Mystery green pellets found in DI neighborhood identified as rat poison
The mysterious green substance found in several public areas and some private yards around Daniel Island has been identified as rat poison - and two local pet deaths could be linked to the substance.
The rat poison was discovered on May 2 and the Property Owners’ Association was alerted to it on May 3. Originally described as an “unidentified granular substance” by the POA, it was announced on May 16 to be a rodenticide called Ramik Green.
According to the POA, how the substance got into these open areas is still unknown.
Ramik Green was generally found in the Ralston Grove area of Daniel Island Park on Ithecaw Creek Street, Brailsford Street, Lesesne Street, and Chimney Back Street.
“The DIPOA would like to restate that neither the DIPOA staff nor any of their contractors have used or applied Ramik Green in any of the areas that they maintain,” they said in a public statement released to residents.
The POA also wanted to remind locals that they should never take it upon themselves to apply harmful substances to public areas.
Neither the POA nor the Charleston Police Department have concrete leads on the identity of the individual that spread the rat poison. Ramik Green’s label specifies that the product may only be used inside or within 100 feet of a structure or inside a motor vehicle.
“We’ve had a lot of people indicate that they’ve seen it in locations it’s been seen, but not a whole lot to go on at this point,” said Lieutenant Patrick McLaughlin of Daniel Island-based Team 5.

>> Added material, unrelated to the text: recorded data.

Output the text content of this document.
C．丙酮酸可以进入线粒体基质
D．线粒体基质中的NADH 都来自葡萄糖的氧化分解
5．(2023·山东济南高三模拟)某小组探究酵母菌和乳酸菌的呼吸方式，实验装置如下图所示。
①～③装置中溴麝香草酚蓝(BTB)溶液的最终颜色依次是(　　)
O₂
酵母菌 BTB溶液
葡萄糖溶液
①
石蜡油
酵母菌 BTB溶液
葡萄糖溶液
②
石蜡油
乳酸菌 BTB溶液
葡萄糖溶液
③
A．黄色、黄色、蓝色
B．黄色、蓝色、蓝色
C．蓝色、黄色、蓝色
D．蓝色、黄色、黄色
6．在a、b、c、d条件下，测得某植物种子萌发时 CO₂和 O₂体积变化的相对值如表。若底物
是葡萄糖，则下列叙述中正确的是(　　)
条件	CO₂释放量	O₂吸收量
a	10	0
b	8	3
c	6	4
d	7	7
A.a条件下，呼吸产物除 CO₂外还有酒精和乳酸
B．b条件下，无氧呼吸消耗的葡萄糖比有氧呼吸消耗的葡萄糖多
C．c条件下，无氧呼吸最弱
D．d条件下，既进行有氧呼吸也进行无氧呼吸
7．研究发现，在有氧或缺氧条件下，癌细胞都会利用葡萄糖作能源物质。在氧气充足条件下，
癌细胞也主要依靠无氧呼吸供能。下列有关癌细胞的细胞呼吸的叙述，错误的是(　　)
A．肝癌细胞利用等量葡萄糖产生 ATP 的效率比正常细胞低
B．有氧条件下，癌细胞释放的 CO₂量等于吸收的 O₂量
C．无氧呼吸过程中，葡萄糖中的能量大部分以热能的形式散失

The penalty for spreading poison unregulated is tricky to find because there are barely any mentions of poisoning in the S.C. Code of Laws, but it is still a punishable offense.
“If intent of harm could be proven, then the individual could be charged with animal cruelty or a similar charge,” McLaughlin added. “Civil penalties could arise from a successful lawsuit as well.”
The Daniel Island Animal Hospital (DIAH) said that two cases of suspected poisoning in the last few weeks have come to their attention. Likewise, POA Field Operations Manager Chris Hamil told The Daniel Island News that they are aware of two pet deaths potentially related to rat poison.
“It [Ramik Green] is an anticoagulant, which can cause internal bleeding and death from ingestion, but it can be proactively treated before those symptoms arrive,” said DIAH Practice Manager Abby Suiter.
Clinical symptoms take two to five days to appear, according to Suiter. They include lethargy, inappetence, extended abdomen, difficulty breathing, coughing, and swollen joints, depending on the location of the bleeding.
Rat poisoning for a pet is treatable, as long as symptoms are heeded early.
“If a pet is symptomatic, it becomes an emergency situation, and they need to go to an emergency veterinary hospital,” Suiter warned. “If an owner knows that their pet ingested this toxin and gets them to a general practitioner, like us, quickly— within a few hours— we can induce vomiting to help reduce the amount of toxins in their symptom. We can go ahead and get them on the medication they need to be on.”
Some residents have drawn parallels between this situation and a case in Durham, North Carolina where a woman’s dogs ingested rat poison tossed into her yard by an unknown party.
At this time, Daniel Island citizens are encouraged to scan their yards for rat poison to ensure their pets’ safety and to alert the POA and police department if any is found.